A retrospective analysis of clinical characteristics, hospitalization, and functional outcomes in residents with and without Clostridium difficile infection in US long-term care facilities

Howard S Friedman, Prakash Navaratnam, Gregory Reardon, Kevin P High, Marcie E Strauss
Current Medical Research and Opinion 2014, 30 (6): 1121-30

OBJECTIVE: Patients in long-term care (LTC) are at increased risk for acquiring Clostridium difficile infection (CDI). We compared the characteristics and outcomes of matched cohorts with and without CDI in the LTC setting.

METHODS: Using a retrospective cohort design, demographic characteristics, Minimum Data Set (MDS 2.0) assessments (years 2007-2010), and pharmacy records of residents were analyzed. Residents were required to have a CDI diagnosis, ≥1 MDS 2.0 assessment ≤120 days pre- and post-index event, and receipt of metronidazole (MET) or vancomycin (VAN) within ±7 days of index date. Baseline characteristics were compared between cases and controls matched 1:3 on age, gender, and index year. Cox regression (CR) analysis evaluated the relationship between CDI status, and post-index mortality and hospitalization.

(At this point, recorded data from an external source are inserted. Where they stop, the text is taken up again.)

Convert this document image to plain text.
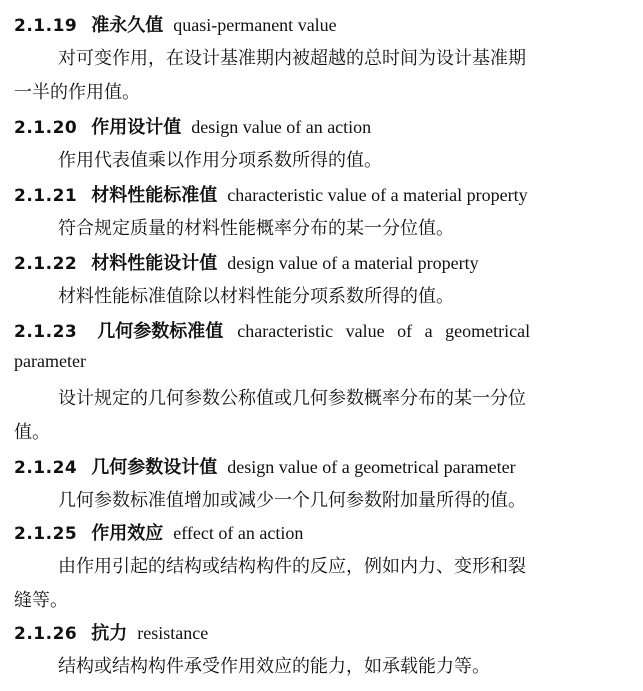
2.1.19 准永久值 quasi-permanent value
对可变作用，在设计基准期内被超越的总时间为设计基准期
一半的作用值。
2.1.20 作用设计值 design value of an action
作用代表值乘以作用分项系数所得的值。
2.1.21 材料性能标准值 characteristic value of a material property
符合规定质量的材料性能概率分布的某一分位值。
2.1.22 材料性能设计值 design value of a material property
材料性能标准值除以材料性能分项系数所得的值。
2.1.23 几何参数标准值 characteristic value of a geometrical
parameter
设计规定的几何参数公称值或几何参数概率分布的某一分位
值。
2.1.24 几何参数设计值 design value of a geometrical parameter
几何参数标准值增加或减少一个几何参数附加量所得的值。
2.1.25 作用效应 effect of an action
由作用引起的结构或结构构件的反应，例如内力、变形和裂
缝等。
2.1.26 抗力 resistance
结构或结构构件承受作用效应的能力，如承载能力等。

RESULTS: A total of 1145 CDI residents were matched with 3488 non-CDI residents. A second sample used propensity score methods. CDI vs. non-CDI residents had a higher baseline comorbidity burden (Charlson score: 3.0 ± 1.9 vs. 2.2 ± 1.8, respectively), and were more likely to have had a recent hospitalization (63% vs. 9%, respectively) and shorter mean pre-index continuous length of stay (cLOS) in the LTC (386.4 d ± 536.3 d vs. 568.3 d ± 567.4 d, respectively), all P < 0.0001. CR analyses of both samples indicated that CDI was strongly associated with shorter times to hospitalization and mortality (hazard ratio (HR) = 1.3, P = 0.023 and 2.2, P < 0.0001, respectively; propensity-matched group). Pre-index LTC cLOS also remained an important variable in the CR analysis and was the strongest predictor of post-index hospitalization and mortality (HR = 0.999 and 0.996, respectively, P < 0.0001), indicating that residents with longer pre-index LTC cLOS had longer times to post-index hospitalization and mortality. Our reliance on the MDS records for case identification was our chief limitation; misclassification was mitigated by our requirement to include CDI treatment as part of our inclusion criteria.

CONCLUSIONS: Understanding factors that put LTC patients at risk for CDI can help guide better management and improvement of patient outcomes.